As President, I aim to build on the outreach, networking, and advocacy work of the executive board members Juliana, Photini, and François, who heroically resurrected our chapter in 2023. This is a big tent moment, and we need everyone at Hopkins who is willing and able to help us protect and advocate for the tent.
During my 20 years or so in higher ed, I have served in numerous leadership roles within universities, scholarly associations, and beyond. I have led committees and units at Hopkins as well as at my previous institution, Southern Methodist University (SMU) in Dallas, TX. I ran a multifaceted institute as the Ruth Collins Altshuler Director of the Dedman College Interdisciplinary Institute at SMU. During the pandemic, I chaired my department at Hopkins, gaining an unmatched education in our university’s crisis management along the way.
More informally, last spring (2024), I worked for several weeks with a small group of Hopkins faculty and postdocs to successfully mediate the peaceful resolution of the encampment at the “Beach” in front of the Hopkins library.
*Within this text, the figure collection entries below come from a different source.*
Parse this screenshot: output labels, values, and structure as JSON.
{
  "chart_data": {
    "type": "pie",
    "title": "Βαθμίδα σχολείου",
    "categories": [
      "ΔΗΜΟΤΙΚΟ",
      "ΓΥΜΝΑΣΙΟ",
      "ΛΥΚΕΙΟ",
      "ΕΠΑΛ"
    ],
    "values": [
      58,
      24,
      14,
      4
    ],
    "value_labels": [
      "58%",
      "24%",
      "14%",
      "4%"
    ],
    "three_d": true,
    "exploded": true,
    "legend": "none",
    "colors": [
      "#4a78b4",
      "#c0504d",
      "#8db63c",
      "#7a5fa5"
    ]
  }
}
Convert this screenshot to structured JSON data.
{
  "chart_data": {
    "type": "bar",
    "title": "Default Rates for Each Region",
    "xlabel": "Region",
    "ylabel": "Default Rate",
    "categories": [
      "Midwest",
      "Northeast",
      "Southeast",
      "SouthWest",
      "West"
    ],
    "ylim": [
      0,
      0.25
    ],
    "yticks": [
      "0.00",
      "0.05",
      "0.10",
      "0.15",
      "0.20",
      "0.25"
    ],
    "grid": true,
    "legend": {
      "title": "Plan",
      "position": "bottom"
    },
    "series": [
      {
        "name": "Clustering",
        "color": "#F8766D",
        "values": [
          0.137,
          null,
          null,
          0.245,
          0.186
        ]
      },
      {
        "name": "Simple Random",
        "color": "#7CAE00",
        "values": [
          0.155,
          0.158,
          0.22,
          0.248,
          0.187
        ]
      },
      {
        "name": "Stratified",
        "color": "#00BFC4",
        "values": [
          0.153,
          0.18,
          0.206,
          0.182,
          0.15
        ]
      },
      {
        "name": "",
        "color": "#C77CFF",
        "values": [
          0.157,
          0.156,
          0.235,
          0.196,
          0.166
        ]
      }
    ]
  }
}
Last month, past AAUP JHU chapter president Derek Schilling and I drafted an open letter in support of academic freedom that has gathered over 250 signatures (I usually update its AAUP website page daily, so thank you for your patience with it). Most recently, Ahmed and I have been organizing with other AAUP faculty volunteers to run a Rapid Action Group, coordinating with the graduate student union, TRU, to assist students whose visas have been revoked under the Trump administration.
If elected, I will use all of my multidisciplinary skills to strategize and tactically plan on behalf of our chapter. After receiving tenure and while teaching and researching, I enrolled part-time in law school, took a year of coursework at Harvard Law School, and earned a J.D. in May 2019. I foresee this legal background (which includes constitutional, labor, and employment discrimination law) as being particularly useful at a time when the judicial system has been one of the few remaining areas of resistance to the administration.
As AAUP JHU chapter president, I am committed to talking to and working with members from every department and division, doing my utmost to put into practice the GROWTH platform with everyone who wants to participate. This is the moment for Hopkins to fight and defend itself–strategically, rapidly, and effectively. We need everyone, and we have no time to lose.